Infelizmente, o evento ficou muito restrito à nossa equipe e aos participantes brasileiros. Quase nenhum público. Parece que não é uma boa idéia fazer um evento no final-de-semana no Rio de Janeiro. Tivemos certos problemas com isso. As pessoas provavelmente estavam nas praias. Ficamos um pouco decepcionados com isso, pois não é sempre que se consegue juntar um grupo de meninos e meninas pacíficos da África do Sul, que têm algo a dizer sobre suas vidas e tinham feito toda aquela viagem de veleiro até aqui. Além disso, juntamos um ótimo grupo de ONGs, com boas pessoas jovens e vibrantes, tomando decisões sobre o que podem fazer ... e cinco pessoas assistindo a isso. Completamente decepcionante. Mas, mesmo assim, nós fizemos.
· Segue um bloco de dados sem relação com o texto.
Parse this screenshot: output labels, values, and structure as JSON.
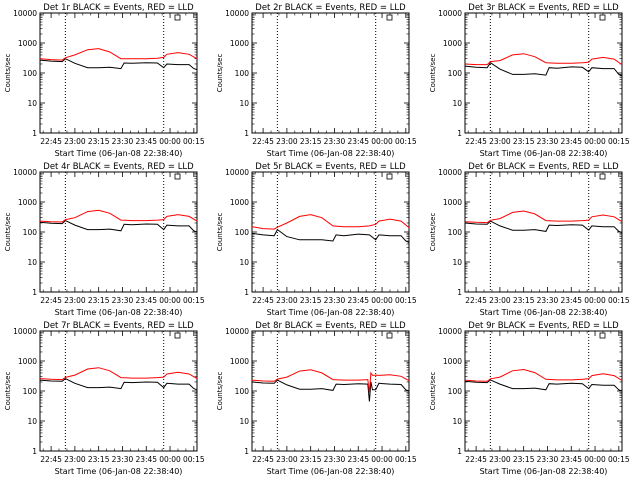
{
  "chart_data": [
    {
      "type": "line",
      "title": "Det 1r BLACK = Events, RED = LLD",
      "xlabel": "Start Time (06-Jan-08 22:38:40)",
      "ylabel": "Counts/sec",
      "yscale": "log",
      "ylim": [
        1,
        10000
      ],
      "xlim": [
        "22:38",
        "00:17"
      ],
      "x_ticks": [
        "22:45",
        "23:00",
        "23:15",
        "23:30",
        "23:45",
        "00:00",
        "00:15"
      ],
      "y_ticks": [
        "1",
        "10",
        "100",
        "1000",
        "10000"
      ],
      "vlines": [
        "22:54",
        "23:56"
      ],
      "legend": "top-right",
      "series": [
        {
          "name": "Events",
          "color": "#000000",
          "style": "stepped",
          "x": [
            "22:38",
            "22:45",
            "22:52",
            "22:54",
            "23:00",
            "23:08",
            "23:15",
            "23:22",
            "23:29",
            "23:31",
            "23:36",
            "23:45",
            "23:52",
            "23:56",
            "23:58",
            "00:05",
            "00:12",
            "00:15",
            "00:17"
          ],
          "y": [
            270,
            250,
            240,
            300,
            210,
            150,
            150,
            155,
            140,
            215,
            210,
            220,
            215,
            150,
            200,
            190,
            190,
            140,
            130
          ]
        },
        {
          "name": "LLD",
          "color": "#ff0000",
          "x": [
            "22:38",
            "22:45",
            "22:52",
            "22:54",
            "23:00",
            "23:08",
            "23:15",
            "23:22",
            "23:29",
            "23:36",
            "23:45",
            "23:52",
            "23:56",
            "23:58",
            "00:05",
            "00:12",
            "00:17"
          ],
          "y": [
            300,
            280,
            270,
            320,
            400,
            600,
            650,
            500,
            300,
            300,
            300,
            310,
            330,
            420,
            480,
            420,
            300
          ]
        }
      ]
    },
    {
      "type": "line",
      "title": "Det 2r BLACK = Events, RED = LLD",
      "xlabel": "Start Time (06-Jan-08 22:38:40)",
      "ylabel": "Counts/sec",
      "yscale": "log",
      "ylim": [
        1,
        10000
      ],
      "xlim": [
        "22:38",
        "00:17"
      ],
      "x_ticks": [
        "22:45",
        "23:00",
        "23:15",
        "23:30",
        "23:45",
        "00:00",
        "00:15"
      ],
      "y_ticks": [
        "1",
        "10",
        "100",
        "1000",
        "10000"
      ],
      "vlines": [
        "22:54",
        "23:56"
      ],
      "legend": "top-right",
      "series": [
        {
          "name": "Events",
          "color": "#000000",
          "x": [],
          "y": []
        },
        {
          "name": "LLD",
          "color": "#ff0000",
          "x": [],
          "y": []
        }
      ]
    },
    {
      "type": "line",
      "title": "Det 3r BLACK = Events, RED = LLD",
      "xlabel": "Start Time (06-Jan-08 22:38:40)",
      "ylabel": "Counts/sec",
      "yscale": "log",
      "ylim": [
        1,
        10000
      ],
      "xlim": [
        "22:38",
        "00:17"
      ],
      "x_ticks": [
        "22:45",
        "23:00",
        "23:15",
        "23:30",
        "23:45",
        "00:00",
        "00:15"
      ],
      "y_ticks": [
        "1",
        "10",
        "100",
        "1000",
        "10000"
      ],
      "vlines": [
        "22:54",
        "23:56"
      ],
      "legend": "top-right",
      "series": [
        {
          "name": "Events",
          "color": "#000000",
          "style": "stepped",
          "x": [
            "22:38",
            "22:45",
            "22:52",
            "22:54",
            "23:00",
            "23:08",
            "23:15",
            "23:22",
            "23:29",
            "23:31",
            "23:36",
            "23:45",
            "23:52",
            "23:56",
            "23:58",
            "00:05",
            "00:12",
            "00:15",
            "00:17"
          ],
          "y": [
            170,
            155,
            150,
            220,
            135,
            90,
            90,
            95,
            85,
            150,
            145,
            160,
            155,
            110,
            150,
            140,
            140,
            90,
            80
          ]
        },
        {
          "name": "LLD",
          "color": "#ff0000",
          "x": [
            "22:38",
            "22:45",
            "22:52",
            "22:54",
            "23:00",
            "23:08",
            "23:15",
            "23:22",
            "23:29",
            "23:36",
            "23:45",
            "23:52",
            "23:56",
            "23:58",
            "00:05",
            "00:12",
            "00:17"
          ],
          "y": [
            200,
            190,
            190,
            240,
            260,
            400,
            440,
            350,
            220,
            210,
            210,
            220,
            230,
            290,
            330,
            290,
            190
          ]
        }
      ]
    },
    {
      "type": "line",
      "title": "Det 4r BLACK = Events, RED = LLD",
      "xlabel": "Start Time (06-Jan-08 22:38:40)",
      "ylabel": "Counts/sec",
      "yscale": "log",
      "ylim": [
        1,
        10000
      ],
      "xlim": [
        "22:38",
        "00:17"
      ],
      "x_ticks": [
        "22:45",
        "23:00",
        "23:15",
        "23:30",
        "23:45",
        "00:00",
        "00:15"
      ],
      "y_ticks": [
        "1",
        "10",
        "100",
        "1000",
        "10000"
      ],
      "vlines": [
        "22:54",
        "23:56"
      ],
      "legend": "top-right",
      "series": [
        {
          "name": "Events",
          "color": "#000000",
          "style": "stepped",
          "x": [
            "22:38",
            "22:45",
            "22:52",
            "22:54",
            "23:00",
            "23:08",
            "23:15",
            "23:22",
            "23:29",
            "23:31",
            "23:36",
            "23:45",
            "23:52",
            "23:56",
            "23:58",
            "00:05",
            "00:12",
            "00:15",
            "00:17"
          ],
          "y": [
            210,
            195,
            190,
            240,
            170,
            120,
            120,
            125,
            110,
            180,
            175,
            185,
            180,
            120,
            170,
            160,
            160,
            110,
            100
          ]
        },
        {
          "name": "LLD",
          "color": "#ff0000",
          "x": [
            "22:38",
            "22:45",
            "22:52",
            "22:54",
            "23:00",
            "23:08",
            "23:15",
            "23:22",
            "23:29",
            "23:36",
            "23:45",
            "23:52",
            "23:56",
            "23:58",
            "00:05",
            "00:12",
            "00:17"
          ],
          "y": [
            230,
            220,
            215,
            260,
            300,
            480,
            530,
            420,
            250,
            240,
            240,
            250,
            260,
            330,
            380,
            330,
            230
          ]
        }
      ]
    },
    {
      "type": "line",
      "title": "Det 5r BLACK = Events, RED = LLD",
      "xlabel": "Start Time (06-Jan-08 22:38:40)",
      "ylabel": "Counts/sec",
      "yscale": "log",
      "ylim": [
        1,
        10000
      ],
      "xlim": [
        "22:38",
        "00:17"
      ],
      "x_ticks": [
        "22:45",
        "23:00",
        "23:15",
        "23:30",
        "23:45",
        "00:00",
        "00:15"
      ],
      "y_ticks": [
        "1",
        "10",
        "100",
        "1000",
        "10000"
      ],
      "vlines": [
        "22:54",
        "23:56"
      ],
      "legend": "top-right",
      "series": [
        {
          "name": "Events",
          "color": "#000000",
          "style": "stepped",
          "x": [
            "22:38",
            "22:45",
            "22:52",
            "22:54",
            "23:00",
            "23:08",
            "23:15",
            "23:22",
            "23:29",
            "23:31",
            "23:36",
            "23:45",
            "23:52",
            "23:56",
            "23:58",
            "00:05",
            "00:12",
            "00:15",
            "00:17"
          ],
          "y": [
            90,
            80,
            75,
            120,
            70,
            55,
            55,
            55,
            50,
            80,
            75,
            85,
            80,
            55,
            80,
            75,
            75,
            50,
            45
          ]
        },
        {
          "name": "LLD",
          "color": "#ff0000",
          "x": [
            "22:38",
            "22:45",
            "22:52",
            "22:54",
            "23:00",
            "23:08",
            "23:15",
            "23:22",
            "23:29",
            "23:36",
            "23:45",
            "23:52",
            "23:56",
            "23:58",
            "00:05",
            "00:12",
            "00:17"
          ],
          "y": [
            150,
            130,
            125,
            145,
            200,
            330,
            380,
            300,
            160,
            150,
            150,
            160,
            180,
            230,
            270,
            230,
            140
          ]
        }
      ]
    },
    {
      "type": "line",
      "title": "Det 6r BLACK = Events, RED = LLD",
      "xlabel": "Start Time (06-Jan-08 22:38:40)",
      "ylabel": "Counts/sec",
      "yscale": "log",
      "ylim": [
        1,
        10000
      ],
      "xlim": [
        "22:38",
        "00:17"
      ],
      "x_ticks": [
        "22:45",
        "23:00",
        "23:15",
        "23:30",
        "23:45",
        "00:00",
        "00:15"
      ],
      "y_ticks": [
        "1",
        "10",
        "100",
        "1000",
        "10000"
      ],
      "vlines": [
        "22:54",
        "23:56"
      ],
      "legend": "top-right",
      "series": [
        {
          "name": "Events",
          "color": "#000000",
          "style": "stepped",
          "x": [
            "22:38",
            "22:45",
            "22:52",
            "22:54",
            "23:00",
            "23:08",
            "23:15",
            "23:22",
            "23:29",
            "23:31",
            "23:36",
            "23:45",
            "23:52",
            "23:56",
            "23:58",
            "00:05",
            "00:12",
            "00:15",
            "00:17"
          ],
          "y": [
            200,
            185,
            180,
            230,
            160,
            115,
            115,
            120,
            105,
            170,
            165,
            175,
            170,
            115,
            160,
            150,
            150,
            105,
            95
          ]
        },
        {
          "name": "LLD",
          "color": "#ff0000",
          "x": [
            "22:38",
            "22:45",
            "22:52",
            "22:54",
            "23:00",
            "23:08",
            "23:15",
            "23:22",
            "23:29",
            "23:36",
            "23:45",
            "23:52",
            "23:56",
            "23:58",
            "00:05",
            "00:12",
            "00:17"
          ],
          "y": [
            220,
            210,
            205,
            245,
            280,
            450,
            500,
            400,
            240,
            230,
            230,
            240,
            250,
            320,
            370,
            320,
            220
          ]
        }
      ]
    },
    {
      "type": "line",
      "title": "Det 7r BLACK = Events, RED = LLD",
      "xlabel": "Start Time (06-Jan-08 22:38:40)",
      "ylabel": "Counts/sec",
      "yscale": "log",
      "ylim": [
        1,
        10000
      ],
      "xlim": [
        "22:38",
        "00:17"
      ],
      "x_ticks": [
        "22:45",
        "23:00",
        "23:15",
        "23:30",
        "23:45",
        "00:00",
        "00:15"
      ],
      "y_ticks": [
        "1",
        "10",
        "100",
        "1000",
        "10000"
      ],
      "vlines": [
        "22:54",
        "23:56"
      ],
      "legend": "top-right",
      "series": [
        {
          "name": "Events",
          "color": "#000000",
          "style": "stepped",
          "x": [
            "22:38",
            "22:45",
            "22:52",
            "22:54",
            "23:00",
            "23:08",
            "23:15",
            "23:22",
            "23:29",
            "23:31",
            "23:36",
            "23:45",
            "23:52",
            "23:56",
            "23:58",
            "00:05",
            "00:12",
            "00:15",
            "00:17"
          ],
          "y": [
            230,
            215,
            210,
            260,
            180,
            130,
            130,
            135,
            120,
            195,
            190,
            200,
            195,
            130,
            180,
            170,
            170,
            120,
            110
          ]
        },
        {
          "name": "LLD",
          "color": "#ff0000",
          "x": [
            "22:38",
            "22:45",
            "22:52",
            "22:54",
            "23:00",
            "23:08",
            "23:15",
            "23:22",
            "23:29",
            "23:36",
            "23:45",
            "23:52",
            "23:56",
            "23:58",
            "00:05",
            "00:12",
            "00:17"
          ],
          "y": [
            260,
            245,
            240,
            285,
            340,
            540,
            600,
            470,
            280,
            270,
            270,
            280,
            290,
            370,
            420,
            370,
            260
          ]
        }
      ]
    },
    {
      "type": "line",
      "title": "Det 8r BLACK = Events, RED = LLD",
      "xlabel": "Start Time (06-Jan-08 22:38:40)",
      "ylabel": "Counts/sec",
      "yscale": "log",
      "ylim": [
        1,
        10000
      ],
      "xlim": [
        "22:38",
        "00:17"
      ],
      "x_ticks": [
        "22:45",
        "23:00",
        "23:15",
        "23:30",
        "23:45",
        "00:00",
        "00:15"
      ],
      "y_ticks": [
        "1",
        "10",
        "100",
        "1000",
        "10000"
      ],
      "vlines": [
        "22:54",
        "23:56"
      ],
      "legend": "top-right",
      "series": [
        {
          "name": "Events",
          "color": "#000000",
          "style": "stepped",
          "x": [
            "22:38",
            "22:45",
            "22:52",
            "22:54",
            "23:00",
            "23:08",
            "23:15",
            "23:22",
            "23:29",
            "23:31",
            "23:36",
            "23:45",
            "23:51",
            "23:52",
            "23:53",
            "23:54",
            "23:56",
            "23:58",
            "00:05",
            "00:12",
            "00:15",
            "00:17"
          ],
          "y": [
            200,
            185,
            180,
            230,
            160,
            115,
            115,
            120,
            105,
            170,
            165,
            175,
            170,
            45,
            200,
            110,
            110,
            180,
            170,
            165,
            110,
            100
          ]
        },
        {
          "name": "LLD",
          "color": "#ff0000",
          "x": [
            "22:38",
            "22:45",
            "22:52",
            "22:54",
            "23:00",
            "23:08",
            "23:15",
            "23:22",
            "23:29",
            "23:36",
            "23:45",
            "23:51",
            "23:52",
            "23:53",
            "23:54",
            "23:56",
            "23:58",
            "00:05",
            "00:12",
            "00:17"
          ],
          "y": [
            230,
            215,
            210,
            250,
            290,
            460,
            510,
            400,
            240,
            230,
            230,
            240,
            90,
            400,
            330,
            340,
            330,
            350,
            310,
            220
          ]
        }
      ]
    },
    {
      "type": "line",
      "title": "Det 9r BLACK = Events, RED = LLD",
      "xlabel": "Start Time (06-Jan-08 22:38:40)",
      "ylabel": "Counts/sec",
      "yscale": "log",
      "ylim": [
        1,
        10000
      ],
      "xlim": [
        "22:38",
        "00:17"
      ],
      "x_ticks": [
        "22:45",
        "23:00",
        "23:15",
        "23:30",
        "23:45",
        "00:00",
        "00:15"
      ],
      "y_ticks": [
        "1",
        "10",
        "100",
        "1000",
        "10000"
      ],
      "vlines": [
        "22:54",
        "23:56"
      ],
      "legend": "top-right",
      "series": [
        {
          "name": "Events",
          "color": "#000000",
          "style": "stepped",
          "x": [
            "22:38",
            "22:45",
            "22:52",
            "22:54",
            "23:00",
            "23:08",
            "23:15",
            "23:22",
            "23:29",
            "23:31",
            "23:36",
            "23:45",
            "23:52",
            "23:56",
            "23:58",
            "00:05",
            "00:12",
            "00:15",
            "00:17"
          ],
          "y": [
            210,
            195,
            190,
            235,
            170,
            120,
            120,
            125,
            110,
            175,
            170,
            180,
            175,
            120,
            165,
            155,
            155,
            110,
            100
          ]
        },
        {
          "name": "LLD",
          "color": "#ff0000",
          "x": [
            "22:38",
            "22:45",
            "22:52",
            "22:54",
            "23:00",
            "23:08",
            "23:15",
            "23:22",
            "23:29",
            "23:36",
            "23:45",
            "23:52",
            "23:56",
            "23:58",
            "00:05",
            "00:12",
            "00:17"
          ],
          "y": [
            230,
            215,
            210,
            255,
            290,
            470,
            520,
            410,
            245,
            235,
            235,
            245,
            255,
            325,
            375,
            325,
            225
          ]
        }
      ]
    }
  ]
}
E estou orgulhoso por ter um encontro marcado com o presidente brasileiro nos próximos dias, em Brasília. Vou poder contar a ele o que vimos fazendo e ver se há alguma coisa que o governo esteja fazendo e que nós possamos apoiar. Se isso quiser dizer que eu estarei representando só a nossa equipe, as ONGs que participaram e as cinco pessoas que assistiram ao evento, isso significa que enquanto as pessoas estão nas praias, nós estamos seguindo adiante. Um dia pode ser que aquelas pessoas fritem ou se afoguem no seu próprio lixo. E enquanto eles estão lá, nós estamos tentando alguma coisa. Tudo o que eu posso dizer é que eu não quero que se voltem para nós, todos queimados por causa do buraco na camada de ozônio, por exemplo, dizendo "oh, nós não sabíamos".
Rets - Qual foi a mensagem que os jovens sul-africanos trouxeram para a troca de experiências com os adolescentes brasileiros?
Robert Swan - Eles conseguiram basicamente passar a mensagem de que as pessoas pobres no Rio não são as únicas do mundo, que as pessoas vivem na África do Sul em condições parecidas. Além disso, abriu os olhos e horizontes deles o fato de terem ido a favelas. Foi interessante ver os moradores destes locais conhecerem os sul-africanos, que mostraram fotos de suas casas - simples cabanas de madeira.
Além disso, pudemos perceber muitas mensagens tácitas. Os jovens se dando conta de que fizeram as coisas acontecerem, vieram ao Rio, viajaram em um veleiro. Meses atrás estavam parados pensando qual "o sentido das coisas?", "como podemos fazer as coisas acontecer?". Portanto, a mensagem básica foi integração e a noção de que as coisas não são tão difíceis quanto se pensa que elas são. Há muita gente lutando também.
Isso sem falar na esperança, na animação, no monte de cores, de paixão... foi ótimo. Foi bom também para me dar embasamento para chegar ao presidente de vocês e dizer "nós queremos fazer isso, isso e isso. Você pode ajudar?"
Rets - Você tem a intenção de desenvolver alguma coisa pessoalmente no Brasil?
Robert Swan - Estou esperando para ver o que acontece. Me interessaria muito por causa das pessoas que fazem alguma coisa, não ficam só falando. Acho que seria importante lutar aguerridamente contra a apatia. Eu sinto isso bem próximo. Fazemos estas coisas incríveis e ninguém nunca fica sabendo. Se eu matasse pessoas - se vez ou outra jogasse alguém de um precipício ou atropelasse alguns com um caminhão - as pessoas saberiam mais sobre mim do que eu mesmo. Esse é um problema que provavelmente vários dos leitores da Rets enfrentam - eles tentam fazer coisas boas e ninguém liga. Minha mensagem para eles é: não desistam!